A* is superior in all aspects over djiksta and bfs because it has superior prioritizing. A* is the only algorithm using the information about the goals position. Nodes closer to the goal have probably a shorter path to the goal and therefor has higher priority. It will go more straight to the goal than the other algorithms while maintaining a minimum score and will therefor have a lower amount of open and closed nodes. The maintaining of minimum score is only if it assumes best case prediction, if it predicts a cost bigger than it really is it might not return the best possible score.

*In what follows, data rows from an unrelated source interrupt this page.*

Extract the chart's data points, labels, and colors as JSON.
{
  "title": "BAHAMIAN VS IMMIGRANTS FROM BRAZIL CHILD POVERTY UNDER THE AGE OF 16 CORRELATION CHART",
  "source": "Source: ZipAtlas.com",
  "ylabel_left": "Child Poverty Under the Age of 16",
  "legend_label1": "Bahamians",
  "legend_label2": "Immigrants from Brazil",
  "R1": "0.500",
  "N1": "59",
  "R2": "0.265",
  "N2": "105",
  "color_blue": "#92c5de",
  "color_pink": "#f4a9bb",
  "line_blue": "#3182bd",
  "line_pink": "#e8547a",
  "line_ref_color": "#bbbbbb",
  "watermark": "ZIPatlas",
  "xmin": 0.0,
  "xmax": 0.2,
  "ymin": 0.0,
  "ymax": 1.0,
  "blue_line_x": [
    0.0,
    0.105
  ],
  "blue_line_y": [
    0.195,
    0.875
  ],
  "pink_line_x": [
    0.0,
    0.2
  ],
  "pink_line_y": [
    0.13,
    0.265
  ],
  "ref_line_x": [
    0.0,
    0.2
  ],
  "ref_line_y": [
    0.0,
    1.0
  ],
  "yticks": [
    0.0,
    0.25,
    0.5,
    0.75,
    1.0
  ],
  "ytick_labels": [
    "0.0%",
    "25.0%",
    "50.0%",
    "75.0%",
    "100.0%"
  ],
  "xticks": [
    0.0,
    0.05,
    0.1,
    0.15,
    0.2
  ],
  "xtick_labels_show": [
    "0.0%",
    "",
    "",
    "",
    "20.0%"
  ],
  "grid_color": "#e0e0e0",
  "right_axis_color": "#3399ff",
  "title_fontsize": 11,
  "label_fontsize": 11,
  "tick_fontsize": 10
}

The advantage/disadvantage over djikstra is based on how good the prediction is (the function h). When it uses that each step has 1 it wins over djikstra by a bit on every attempt. When it uses that each step forward has avg of previous it wins by more on 2-4, but 1-4 is a bit worse (still better than Djikstra). The higher cost it predicts the faster and more risky it gets. If it assumes each field costs 100 it stright crosses the river and get's a score of 306.